Nous sommes en comité de pilotage et la tension est montée d’un cran. Dans notre agence de voyages, le sujet du moment c’est l’ajout des possibilités de location de vélos à nos offres. Au comité précédent était remontée l’importance de définir une grille tarifaire claire, déterminante pour la suite de notre projet. Mais maintenant que les choix de tarification sont arbitrés émerge un nouveau risque sur la complexité de mise en œuvre de ces tarifs dans l’application de réservation en ligne. Les managers ne se comprennent plus et tout le monde se demande combien de temps on va continuer à tergiverser sur cette offre très attendue par nos clients ? La maîtrise d’œuvre (MOE / la technique) n’a qu’à être plus agile, on ne va quand même pas remettre en question les choix fonctionnels validés par les personnes compétentes ! À moins qu’il ne s’agisse encore d’une décision de la maîtrise d’ouvrage (MOA / le métier) totalement irréaliste ? Établissons une bonne fois pour toute qui est fautif dans cette histoire.
Limites de responsabilités
Ces oppositions entre responsabilité du métier et de la technique datent probablement du premier projet de l’histoire de l’informatique. Les organisations traditionnelles basées sur un découpage de l’équipe projet entre MOA et MOE sont vouées à des querelles de responsabilités entre ces deux pôles. On observe un jeu de ping-pong où chacun se renvoie la balle et le temps de prise de décision s’allonge. Cette opposition est d’autant plus forte qu’elle est entérinée dans les organigrammes, voire dans les territoires, le modèle classique en France étant une direction métier qui trône à Paris, et des équipes techniques qui exécutent en province.

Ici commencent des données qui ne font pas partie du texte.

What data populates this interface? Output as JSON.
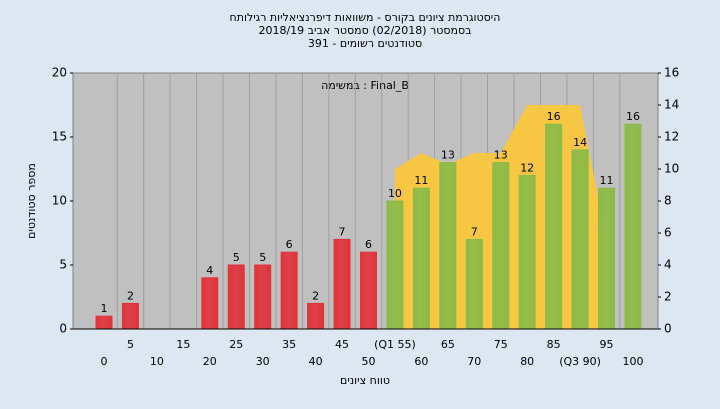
{
  "chart_data": {
    "type": "bar",
    "title": [
      "היסטוגרמת ציונים בקורס - משוואות דיפרנציאליות רגילותח",
      "בסמסטר  (02/2018)  סמסטר אביב 2018/19",
      "סטודנטים רשומים - 391"
    ],
    "annotation": "במשימה : Final_B",
    "y_label": "מספר סטודנטים",
    "x_label": "טווח ציונים",
    "categories": [
      "0",
      "5",
      "10",
      "15",
      "20",
      "25",
      "30",
      "35",
      "40",
      "45",
      "50",
      "(Q1 55)",
      "60",
      "65",
      "70",
      "75",
      "80",
      "85",
      "(Q3 90)",
      "95",
      "100"
    ],
    "values": [
      1,
      2,
      null,
      null,
      4,
      5,
      5,
      6,
      2,
      7,
      6,
      10,
      11,
      13,
      7,
      13,
      12,
      16,
      14,
      11,
      16
    ],
    "colors": [
      "#e0333a",
      "#e0333a",
      "#e0333a",
      "#e0333a",
      "#e0333a",
      "#e0333a",
      "#e0333a",
      "#e0333a",
      "#e0333a",
      "#e0333a",
      "#e0333a",
      "#8cbb46",
      "#8cbb46",
      "#8cbb46",
      "#8cbb46",
      "#8cbb46",
      "#8cbb46",
      "#8cbb46",
      "#8cbb46",
      "#8cbb46",
      "#8cbb46"
    ],
    "area": {
      "color": "#f7c744",
      "axis": "y2",
      "values": [
        null,
        null,
        null,
        null,
        null,
        null,
        null,
        null,
        null,
        null,
        null,
        10,
        11,
        10.3,
        11,
        11,
        14,
        14,
        14,
        5.5,
        null
      ]
    },
    "ylim": [
      0,
      20
    ],
    "yticks": [
      0,
      5,
      10,
      15,
      20
    ],
    "y2lim": [
      0,
      16
    ],
    "y2ticks": [
      0,
      2,
      4,
      6,
      8,
      10,
      12,
      14,
      16
    ]
  }
}
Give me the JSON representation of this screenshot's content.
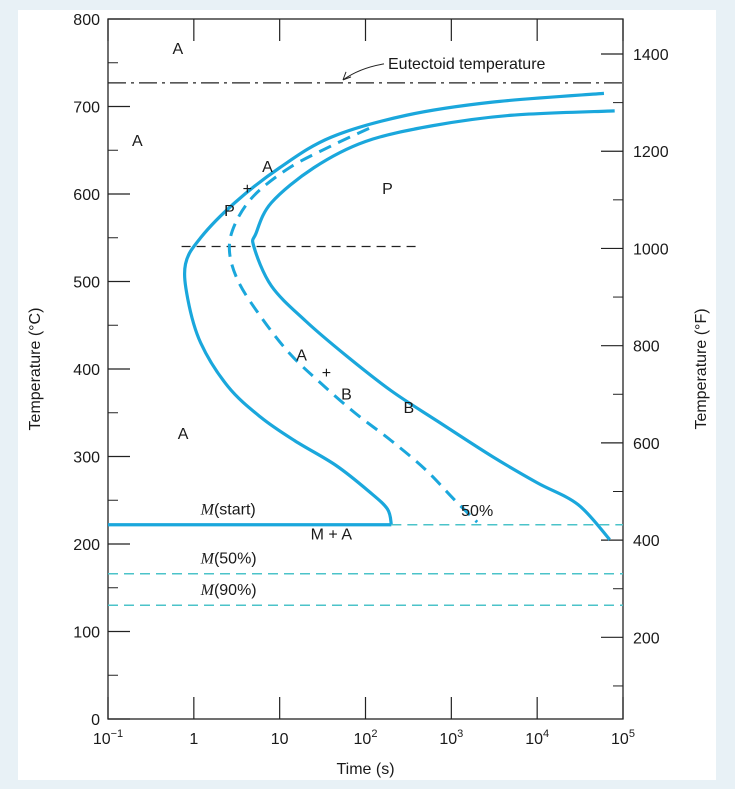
{
  "chart_data": {
    "type": "line",
    "xlabel": "Time (s)",
    "ylabel": "Temperature (°C)",
    "ylabel_right": "Temperature (°F)",
    "x_scale": "log",
    "xlim": [
      0.1,
      100000
    ],
    "ylim": [
      0,
      800
    ],
    "ylim_right_f": [
      32,
      1472
    ],
    "x_ticks": [
      {
        "value": 0.1,
        "base": "10",
        "exp": "−1"
      },
      {
        "value": 1,
        "base": "1",
        "exp": ""
      },
      {
        "value": 10,
        "base": "10",
        "exp": ""
      },
      {
        "value": 100,
        "base": "10",
        "exp": "2"
      },
      {
        "value": 1000,
        "base": "10",
        "exp": "3"
      },
      {
        "value": 10000,
        "base": "10",
        "exp": "4"
      },
      {
        "value": 100000,
        "base": "10",
        "exp": "5"
      }
    ],
    "y_ticks_left": [
      0,
      100,
      200,
      300,
      400,
      500,
      600,
      700,
      800
    ],
    "y_ticks_right_f": [
      200,
      400,
      600,
      800,
      1000,
      1200,
      1400
    ],
    "colors": {
      "curve": "#1aa7dc",
      "martensite": "#4bc3c9",
      "reference": "#222222"
    },
    "eutectoid": {
      "temp": 727,
      "label": "Eutectoid temperature"
    },
    "nose_line": {
      "temp": 540,
      "x_from": 0.72,
      "x_to": 400
    },
    "series": [
      {
        "role": "start",
        "style": "solid",
        "points": [
          [
            60000,
            715
          ],
          [
            3000,
            705
          ],
          [
            300,
            690
          ],
          [
            40,
            665
          ],
          [
            10,
            630
          ],
          [
            3,
            590
          ],
          [
            1.2,
            550
          ],
          [
            0.8,
            520
          ],
          [
            0.85,
            480
          ],
          [
            1.2,
            430
          ],
          [
            2.5,
            380
          ],
          [
            6,
            345
          ],
          [
            15,
            318
          ],
          [
            45,
            290
          ],
          [
            110,
            260
          ],
          [
            180,
            240
          ],
          [
            200,
            222
          ]
        ]
      },
      {
        "role": "50%",
        "label": "50%",
        "style": "dashed",
        "points": [
          [
            110,
            675
          ],
          [
            40,
            655
          ],
          [
            13,
            630
          ],
          [
            5,
            598
          ],
          [
            3,
            565
          ],
          [
            2.6,
            535
          ],
          [
            3.3,
            500
          ],
          [
            6,
            460
          ],
          [
            13,
            418
          ],
          [
            30,
            384
          ],
          [
            75,
            350
          ],
          [
            200,
            318
          ],
          [
            500,
            285
          ],
          [
            1100,
            250
          ],
          [
            2000,
            225
          ]
        ]
      },
      {
        "role": "finish",
        "style": "solid",
        "points": [
          [
            80000,
            695
          ],
          [
            5000,
            690
          ],
          [
            600,
            678
          ],
          [
            100,
            660
          ],
          [
            25,
            630
          ],
          [
            8,
            590
          ],
          [
            5.3,
            555
          ],
          [
            5,
            540
          ],
          [
            8,
            495
          ],
          [
            20,
            455
          ],
          [
            60,
            415
          ],
          [
            200,
            375
          ],
          [
            700,
            340
          ],
          [
            3000,
            300
          ],
          [
            10000,
            270
          ],
          [
            30000,
            245
          ],
          [
            70000,
            205
          ]
        ]
      },
      {
        "role": "M(start)",
        "style": "solid",
        "points": [
          [
            0.1,
            222
          ],
          [
            200,
            222
          ]
        ]
      },
      {
        "role": "M(start)",
        "style": "dashed",
        "points": [
          [
            200,
            222
          ],
          [
            100000,
            222
          ]
        ]
      },
      {
        "role": "M(50%)",
        "style": "dashed",
        "points": [
          [
            0.1,
            166
          ],
          [
            100000,
            166
          ]
        ]
      },
      {
        "role": "M(90%)",
        "style": "dashed",
        "points": [
          [
            0.1,
            130
          ],
          [
            100000,
            130
          ]
        ]
      }
    ],
    "annotations": [
      {
        "text": "A",
        "x": 0.65,
        "y": 760
      },
      {
        "text": "A",
        "x": 0.22,
        "y": 655
      },
      {
        "text": "A",
        "x": 7.2,
        "y": 625
      },
      {
        "text": "+",
        "x": 4.2,
        "y": 600
      },
      {
        "text": "P",
        "x": 2.6,
        "y": 575
      },
      {
        "text": "P",
        "x": 180,
        "y": 600
      },
      {
        "text": "B",
        "x": 320,
        "y": 350
      },
      {
        "text": "A",
        "x": 18,
        "y": 410
      },
      {
        "text": "+",
        "x": 35,
        "y": 390
      },
      {
        "text": "B",
        "x": 60,
        "y": 365
      },
      {
        "text": "A",
        "x": 0.75,
        "y": 320
      },
      {
        "text": "M + A",
        "x": 40,
        "y": 205
      },
      {
        "text": "50%",
        "x": 2000,
        "y": 232
      }
    ],
    "m_labels": [
      {
        "prefix": "M",
        "suffix": "(start)",
        "x": 1.2,
        "y": 234
      },
      {
        "prefix": "M",
        "suffix": "(50%)",
        "x": 1.2,
        "y": 178
      },
      {
        "prefix": "M",
        "suffix": "(90%)",
        "x": 1.2,
        "y": 142
      }
    ]
  }
}
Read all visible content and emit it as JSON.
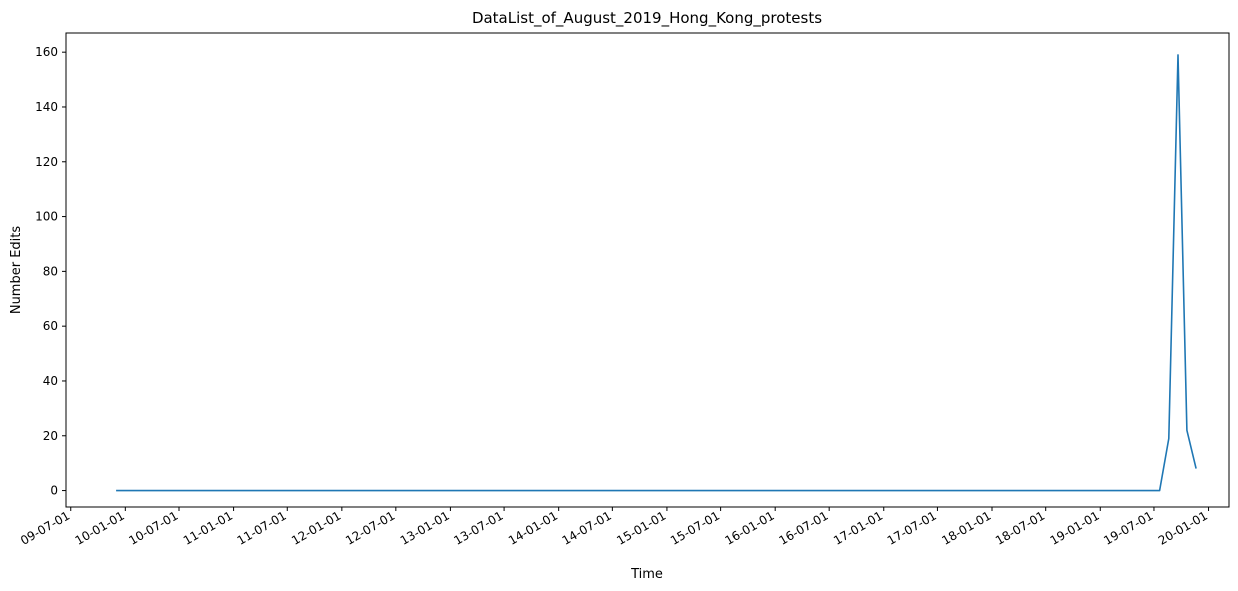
{
  "chart_data": {
    "type": "line",
    "title": "DataList_of_August_2019_Hong_Kong_protests",
    "xlabel": "Time",
    "ylabel": "Number Edits",
    "x_type": "date",
    "xlim": [
      "2009-06-15",
      "2020-03-10"
    ],
    "ylim": [
      -6,
      167
    ],
    "grid": false,
    "legend": "none",
    "y_ticks": [
      0,
      20,
      40,
      60,
      80,
      100,
      120,
      140,
      160
    ],
    "x_ticks": [
      {
        "date": "2009-07-01",
        "label": "09-07-01"
      },
      {
        "date": "2010-01-01",
        "label": "10-01-01"
      },
      {
        "date": "2010-07-01",
        "label": "10-07-01"
      },
      {
        "date": "2011-01-01",
        "label": "11-01-01"
      },
      {
        "date": "2011-07-01",
        "label": "11-07-01"
      },
      {
        "date": "2012-01-01",
        "label": "12-01-01"
      },
      {
        "date": "2012-07-01",
        "label": "12-07-01"
      },
      {
        "date": "2013-01-01",
        "label": "13-01-01"
      },
      {
        "date": "2013-07-01",
        "label": "13-07-01"
      },
      {
        "date": "2014-01-01",
        "label": "14-01-01"
      },
      {
        "date": "2014-07-01",
        "label": "14-07-01"
      },
      {
        "date": "2015-01-01",
        "label": "15-01-01"
      },
      {
        "date": "2015-07-01",
        "label": "15-07-01"
      },
      {
        "date": "2016-01-01",
        "label": "16-01-01"
      },
      {
        "date": "2016-07-01",
        "label": "16-07-01"
      },
      {
        "date": "2017-01-01",
        "label": "17-01-01"
      },
      {
        "date": "2017-07-01",
        "label": "17-07-01"
      },
      {
        "date": "2018-01-01",
        "label": "18-01-01"
      },
      {
        "date": "2018-07-01",
        "label": "18-07-01"
      },
      {
        "date": "2019-01-01",
        "label": "19-01-01"
      },
      {
        "date": "2019-07-01",
        "label": "19-07-01"
      },
      {
        "date": "2020-01-01",
        "label": "20-01-01"
      }
    ],
    "series": [
      {
        "color": "#1f77b4",
        "points": [
          {
            "x": "2009-12-01",
            "y": 0
          },
          {
            "x": "2019-07-20",
            "y": 0
          },
          {
            "x": "2019-08-20",
            "y": 19
          },
          {
            "x": "2019-09-20",
            "y": 159
          },
          {
            "x": "2019-10-20",
            "y": 22
          },
          {
            "x": "2019-11-20",
            "y": 8
          }
        ]
      }
    ]
  }
}
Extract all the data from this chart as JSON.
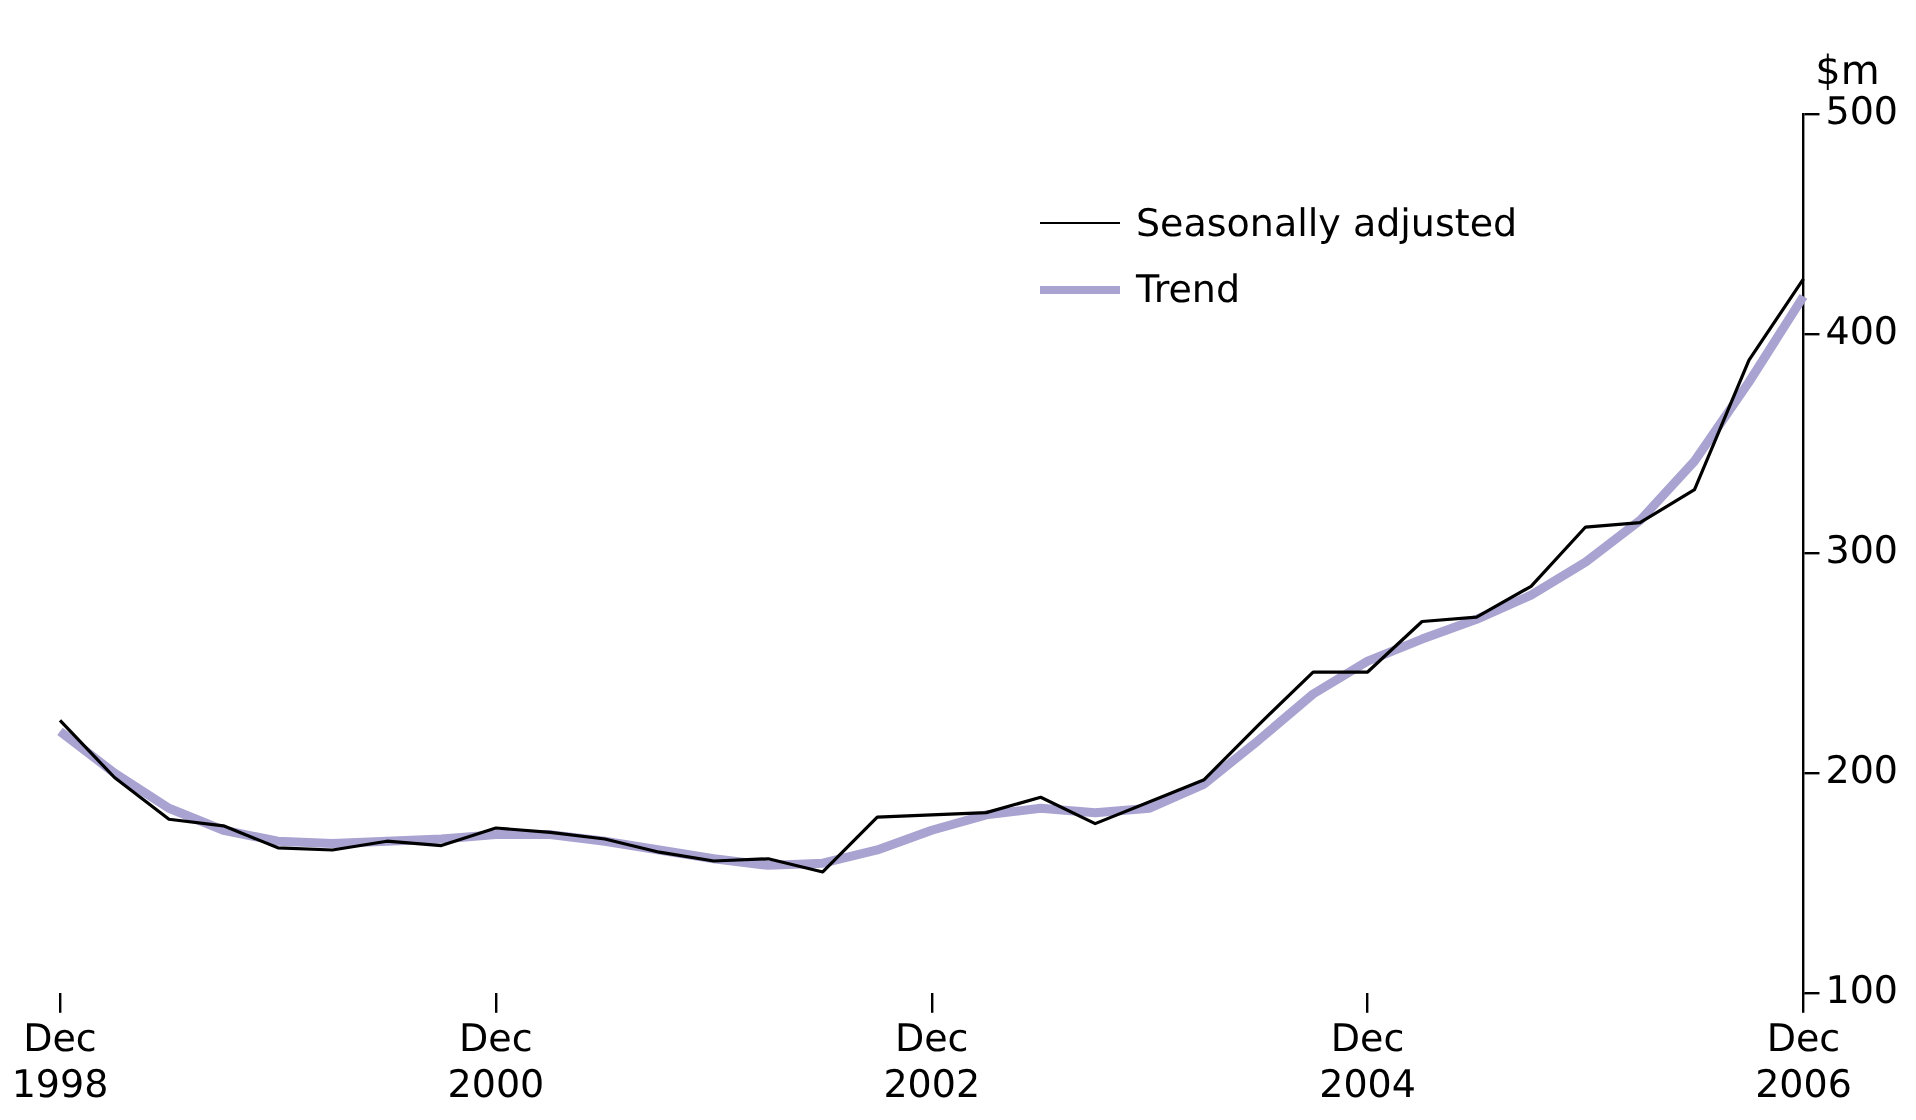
{
  "chart_data": {
    "type": "line",
    "ylabel": "$m",
    "categories": [
      "Dec 1998",
      null,
      null,
      null,
      null,
      null,
      null,
      null,
      "Dec 2000",
      null,
      null,
      null,
      null,
      null,
      null,
      null,
      "Dec 2002",
      null,
      null,
      null,
      null,
      null,
      null,
      null,
      "Dec 2004",
      null,
      null,
      null,
      null,
      null,
      null,
      null,
      "Dec 2006"
    ],
    "series": [
      {
        "name": "Seasonally adjusted",
        "color": "#000000",
        "values": [
          224,
          198,
          179,
          176,
          166,
          165,
          169,
          167,
          175,
          173,
          170,
          164,
          160,
          161,
          155,
          180,
          181,
          182,
          189,
          177,
          187,
          197,
          222,
          246,
          246,
          269,
          271,
          285,
          312,
          314,
          329,
          388,
          425
        ]
      },
      {
        "name": "Trend",
        "color": "#a9a3d1",
        "values": [
          219,
          200,
          184,
          174,
          169,
          168,
          169,
          170,
          172,
          172,
          169,
          165,
          161,
          158,
          159,
          165,
          174,
          181,
          184,
          182,
          184,
          195,
          215,
          236,
          251,
          261,
          270,
          281,
          296,
          315,
          342,
          378,
          417
        ]
      }
    ],
    "ylim": [
      100,
      500
    ],
    "yticks": [
      100,
      200,
      300,
      400,
      500
    ],
    "grid": false,
    "legend": "top right",
    "line_style": "solid",
    "marker": "none"
  }
}
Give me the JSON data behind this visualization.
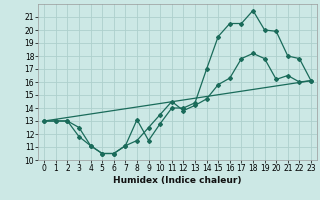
{
  "title": "",
  "xlabel": "Humidex (Indice chaleur)",
  "bg_color": "#cce8e5",
  "grid_color": "#aed0cc",
  "line_color": "#1a6b5a",
  "xlim": [
    -0.5,
    23.5
  ],
  "ylim": [
    10,
    22
  ],
  "xticks": [
    0,
    1,
    2,
    3,
    4,
    5,
    6,
    7,
    8,
    9,
    10,
    11,
    12,
    13,
    14,
    15,
    16,
    17,
    18,
    19,
    20,
    21,
    22,
    23
  ],
  "yticks": [
    10,
    11,
    12,
    13,
    14,
    15,
    16,
    17,
    18,
    19,
    20,
    21
  ],
  "line1_x": [
    0,
    1,
    2,
    3,
    4,
    5,
    6,
    7,
    8,
    9,
    10,
    11,
    12,
    13,
    14,
    15,
    16,
    17,
    18,
    19,
    20,
    21,
    22,
    23
  ],
  "line1_y": [
    13.0,
    13.0,
    13.0,
    11.8,
    11.1,
    10.5,
    10.5,
    11.1,
    13.1,
    11.5,
    12.8,
    14.0,
    14.0,
    14.4,
    17.0,
    19.5,
    20.5,
    20.5,
    21.5,
    20.0,
    19.9,
    18.0,
    17.8,
    16.1
  ],
  "line2_x": [
    0,
    1,
    2,
    3,
    4,
    5,
    6,
    7,
    8,
    9,
    10,
    11,
    12,
    13,
    14,
    15,
    16,
    17,
    18,
    19,
    20,
    21,
    22,
    23
  ],
  "line2_y": [
    13.0,
    13.0,
    13.0,
    12.5,
    11.1,
    10.5,
    10.5,
    11.1,
    11.5,
    12.5,
    13.5,
    14.5,
    13.8,
    14.2,
    14.7,
    15.8,
    16.3,
    17.8,
    18.2,
    17.8,
    16.2,
    16.5,
    16.0,
    16.1
  ],
  "line3_x": [
    0,
    23
  ],
  "line3_y": [
    13.0,
    16.1
  ],
  "marker_size": 2.0,
  "line_width": 0.9,
  "tick_fontsize": 5.5,
  "xlabel_fontsize": 6.5
}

Par ailleurs, de ce découpage dérivent certains comportements, car il constitue un levier de déresponsabilisation très facile à actionner par les équipes. Si les délais s’allongent, ou que la satisfaction des utilisateurs n’est pas au rendez-vous, les techniciens pourront toujours répondre que les demandes sont irréalistes. Le métier se plaindra des contraintes techniques qu’on leur impose, incompatibles avec leurs attentes. D’autant plus que l’on peut jouer à l’infini sur les nuances sémantiques : pour certains la signature d’une API ou la conception d’une base de données peuvent relever du métier, pour d’autres les règles de fonctionnement d’une application existante relèvent de la technique … le débat peut être sans fin. Un système où personne ne se sent responsable arrange tout le monde, ce qui garantit qu’il va perdurer, alors qu’il ne sert pas la stratégie de l’entreprise. Mais l’agilité a sifflé la fin de la récréation, il est temps de travailler en équipe unie, sans cloisonnement, vers le but commun de la satisfaction des utilisateurs.
Tous ensemble
La réponse agile à ce dilemme entre métier et technique est simple : ces distinctions n’ont pas lieu d’être. Dans notre monde complexe, il n’y a pas de solution toute faite au problème que l’on cherche à résoudre pour notre utilisateur. Le produit est nécessairement le résultat d’un compromis entre l’expérience utilisateur souhaitée et les possibilités techniques disponibles, dans un cadre délimité de temps et de budget.
La solution pour aboutir à ce compromis c’est un dialogue, réitéré, dans lequel chacun est force de proposition et permettant de faire émerger des solutions inédites. Ces solutions ne sont pas attribuables au métier ou à la technique, elles sont nécessairement une fusion de ces deux composantes. Ce qui permet ce dialogue, c’est l’ingrédient de base de l’agilité : une petite équipe réunissant toutes les compétences utiles, sans cloison entre ses membres qui viendrait polariser les échanges. Chacun est invité à dépasser sa zone d’expertise habituelle, les développeurs expriment leur point de vue sur l’expérience utilisateur, les experts du métier s’approprient les contraintes techniques pour faire naître des solutions innovantes. Cette dynamique permet des cycles de décisions courts, pour apporter de la valeur plus rapidement aux utilisateurs. C’est une approche qui responsabilise l’équipe, où l’on reste soudés face aux difficultés, et surtout où l’on gagne ensemble.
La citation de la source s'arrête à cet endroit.